A week later Judy looked back to that day and wondered if what had happened had been a judgment on her for thinking life had got a bit dull. For Pat's birthday had come and that evening Sid had brought May Binnie in and announced, curtly and defiantly, and yet with such a pitiful, beaten look on his face, that they had been married that day in Charlottetown.

"We thought we'd surprise you," said May, glancing archly about her out of bold, brilliant eyes. "Birthday surprise for you, Pat."

2

Pat sat up all that night, looking out over the quiet, unchanged fields of the farm, trying to look this hideous fact in the face. She was in the Poet's room and she had locked the door. She would not even have Rae with her.

She could not yet believe that this had happened. At first one cannot believe in a monstrous thing. Can one ever believe it? It was a dream ... a nightmare. She would waken presently. She must ... or go mad.

She had been so happy that evening at twilight ... so unusually, inexplicably happy, as if the gods were going to give her some wonderful gift ... and now she would never be happy again. Pat was still young enough to think that when a thing like this happened you could never be happy again. Everything ... EVERYTHING ... had changed in the twinkling of an eye. Sid was lost to her forever. The very fields she had loved now looked strange and hostile as she gazed on them. "Our inheritance is turned to strangers and our house to aliens." She had read that verse in her Bible chapter two nights ago and shivered over the picture of desolation it presented. And now it had come true in her own life ... her life that a few hours ago had seemed so full and beautiful and was now so ugly and empty.

It had been such a ghastly hour. Nobody knew what to say or do. Pat's face seemed to wither as she looked at them ... at May, flushed and triumphant under all her uneasiness, at Sid, sullen and defiant. May tried to carry the situation off brazenly, after the true Binnie fashion.

"Come, Pat, don't look so snooty. I'M willing to let bygones be bygones, even if you and I HAVE hated each other all our lives."

This was only too true but it was terrible to have the feeling dragged into light as nakedly as this. Pat could not answer. She turned away as if she had neither seen nor heard May and walked blindly out of the room. The only feeling she was keenly conscious of just then was a sick desire to get away from the light into a dark place where no one could see her ... where she could hide like a wounded animal.
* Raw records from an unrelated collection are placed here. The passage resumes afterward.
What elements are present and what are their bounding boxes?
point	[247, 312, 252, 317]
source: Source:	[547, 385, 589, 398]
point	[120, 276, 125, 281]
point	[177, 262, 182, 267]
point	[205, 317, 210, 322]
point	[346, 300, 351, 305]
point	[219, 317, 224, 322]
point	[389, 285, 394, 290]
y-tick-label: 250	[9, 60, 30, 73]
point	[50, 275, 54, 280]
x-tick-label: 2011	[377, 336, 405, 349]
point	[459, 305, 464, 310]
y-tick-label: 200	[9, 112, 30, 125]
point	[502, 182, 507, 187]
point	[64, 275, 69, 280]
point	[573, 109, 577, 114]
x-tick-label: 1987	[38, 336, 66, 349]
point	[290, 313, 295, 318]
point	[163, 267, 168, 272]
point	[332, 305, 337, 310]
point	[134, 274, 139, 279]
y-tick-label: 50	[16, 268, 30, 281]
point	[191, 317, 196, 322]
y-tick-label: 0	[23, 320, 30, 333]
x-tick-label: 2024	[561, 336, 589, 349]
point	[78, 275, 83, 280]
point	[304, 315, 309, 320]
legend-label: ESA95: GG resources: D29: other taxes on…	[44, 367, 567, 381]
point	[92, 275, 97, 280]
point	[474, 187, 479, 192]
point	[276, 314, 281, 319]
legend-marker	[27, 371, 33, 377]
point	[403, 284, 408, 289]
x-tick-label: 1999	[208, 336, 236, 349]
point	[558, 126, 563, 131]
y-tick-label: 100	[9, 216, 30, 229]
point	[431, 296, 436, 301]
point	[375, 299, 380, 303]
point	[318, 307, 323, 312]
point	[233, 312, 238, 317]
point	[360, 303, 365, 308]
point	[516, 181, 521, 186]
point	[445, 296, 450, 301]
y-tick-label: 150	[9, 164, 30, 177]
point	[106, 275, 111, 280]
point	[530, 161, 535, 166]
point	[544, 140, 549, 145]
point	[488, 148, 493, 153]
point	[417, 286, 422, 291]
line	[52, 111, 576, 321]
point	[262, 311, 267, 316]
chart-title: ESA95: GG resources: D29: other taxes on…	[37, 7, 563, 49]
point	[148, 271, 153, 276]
May looked after her and her bold handsome face flushed crimson under Pat's utter disregard. Her black eyes held a flame that was not good to see. But she laughed as she turned to Sid.

"She'll get over it, honey-boy. I never expected a warm welcome from Pat, you know."

Rae alone kept her head. Neither mother nor father must be told till morning, she reflected. As for Judy and Tillytuck, they seemed stricken dumb. Tillytuck slipped off to his granary shaking his head and Judy climbed to her kitchen chamber, feeling, for the time at least, more crushed and cowed than ever in her life before.

"I've felt it coming," she muttered, as she crept into bed forlornly. "I've been hearing he was going wid the bold young hussy. And Gintleman Tom knew it was coming, that he did. That was why he lit out like the knowing baste he was. He knew he cud niver be standing a Binnie. Oh, oh, if I did be knowing as much av magic as me grandmother I'd change her into a toad that I wud. What'll be coming av it the Good Man Above only knows. One does be thinking the world cud be run a bit better. I'm fearing this will break Patsy's heart."